Federated Learning Faces Quantum Security Threats

As federated learning gains traction, a pressing concern emerges: the vulnerability of transmitted model updates to malicious tampering and quantum attacks. With traditional digital signature algorithms no longer sufficient in large-scale quantum computing, post-quantum cryptography (PQC) algorithms are spotlighted. Three NIST-standardized PQC algorithms – Dilithium, FALCON, and SPHINCS – have been investigated for their potential to provide secure digital signatures in federated learning.

Notably, Dilithium stands out as the most efficient PQC algorithm for digital signature, offering significant advantages over other options. As machine learning applications continue to grow, ensuring quantum security becomes paramount, with far-reaching implications for developing and deploying edge devices.

In recent years, federated learning has emerged as a promising approach for deploying machine learning models on edge devices, where private training data are distributed across clients, and a shared model is learned by aggregating locally computed updates from each client. This paradigm enhances communication efficiency by only requiring updates at the end of each training epoch. However, the transmitted model updates remain vulnerable to malicious tampering, posing risks to the integrity of the global model.

The current digital signature algorithms can protect these communicated model updates but fail to ensure quantum security in the era of large-scale quantum computing. Fortunately, various post-quantum cryptography (PQC) algorithms have been developed to address this vulnerability, especially the three NIST-standardized algorithms: Dilithium, FALCON, and SPHINCS.

In this work, researchers empirically investigate the impact of these three NIST-standardized PQC algorithms for digital signatures within the FL procedure, covering a wide range of models, tasks, and FL settings. Their results indicate that Dilithium stands out as the most efficient PQC algorithm for digital signature in federated learning.

What is Federated Learning?

Federated learning is an emerging machine learning paradigm where many devices (clients) collaborate to train a machine learning model while keeping the data on the devices themselves.
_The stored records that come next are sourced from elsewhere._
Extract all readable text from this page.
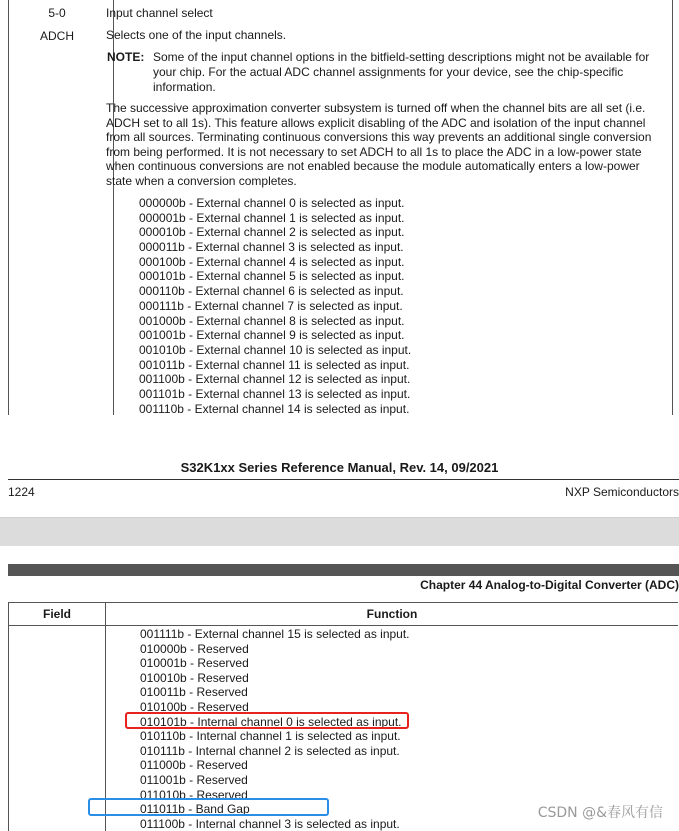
5-0
ADCH
Input channel select
Selects one of the input channels.
NOTE: Some of the input channel options in the bitfield-setting descriptions might not be available for your chip. For the actual ADC channel assignments for your device, see the chip-specific information.
The successive approximation converter subsystem is turned off when the channel bits are all set (i.e. ADCH set to all 1s). This feature allows explicit disabling of the ADC and isolation of the input channel from all sources. Terminating continuous conversions this way prevents an additional single conversion from being performed. It is not necessary to set ADCH to all 1s to place the ADC in a low-power state when continuous conversions are not enabled because the module automatically enters a low-power state when a conversion completes.
000000b - External channel 0 is selected as input.
000001b - External channel 1 is selected as input.
000010b - External channel 2 is selected as input.
000011b - External channel 3 is selected as input.
000100b - External channel 4 is selected as input.
000101b - External channel 5 is selected as input.
000110b - External channel 6 is selected as input.
000111b - External channel 7 is selected as input.
001000b - External channel 8 is selected as input.
001001b - External channel 9 is selected as input.
001010b - External channel 10 is selected as input.
001011b - External channel 11 is selected as input.
001100b - External channel 12 is selected as input.
001101b - External channel 13 is selected as input.
001110b - External channel 14 is selected as input.
S32K1xx Series Reference Manual, Rev. 14, 09/2021
1224	NXP Semiconductors
Chapter 44 Analog-to-Digital Converter (ADC)
Field	Function
001111b - External channel 15 is selected as input.
010000b - Reserved
010001b - Reserved
010010b - Reserved
010011b - Reserved
010100b - Reserved
010101b - Internal channel 0 is selected as input.
010110b - Internal channel 1 is selected as input.
010111b - Internal channel 2 is selected as input.
011000b - Reserved
011001b - Reserved
011010b - Reserved
011011b - Band Gap
011100b - Internal channel 3 is selected as input.
CSDN @&春风有信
This approach addresses the challenge of continuous user data collection to refine and update machine learning models, especially in largescale distributed systems such as smartphone networks involving millions of users.

In federated learning, each client trains a local model using its private data and sends only the updates (differences) to the central server, which aggregates these updates to learn a global model. This approach enhances communication efficiency by reducing the amount of data transmitted between clients and the server. However, this also makes the transmitted model updates vulnerable to malicious tampering.

The Limitations of Pre-Quantum Federated Learning

In the current pre-quantum federated learning landscape, the training process can be safeguarded against poisoning attacks using public-key cryptography algorithms like RSA (Rivest-Shamir-Adleman). However, in the post-quantum era, these classical digital signature algorithms fail to ensure quantum security.

The transmitted model updates remain vulnerable to malicious tampering, posing risks to the integrity of the global model. This is because large-scale quantum computers can potentially break the RSA algorithm and compromise the security of the federated learning process.

Post-Quantum Cryptography: A Solution to Quantum Security

Fortunately, various post-quantum cryptography (PQC) algorithms have been developed to address this vulnerability. These PQC algorithms are designed to provide quantum security against large-scale quantum computers.

The three NIST-standardized PQC algorithms investigated in this work are Dilithium, FALCON, and SPHINCS. These algorithms offer different trade-offs between efficiency, security, and implementation complexity.

Empirical Investigation of Post-Quantum Cryptography Algorithms

Researchers empirically investigate the impact of these three NIST-standardized PQC algorithms for digital signatures within the FL procedure, covering a wide range of models, tasks, and FL settings. Their results indicate that Dilithium stands out as the most efficient PQC algorithm for digital signature in federated learning.

The researchers offer an in-depth discussion of the implications of their findings and potential directions for future research. They highlight the importance of considering post-quantum cryptography algorithms in the design of secure federated learning systems.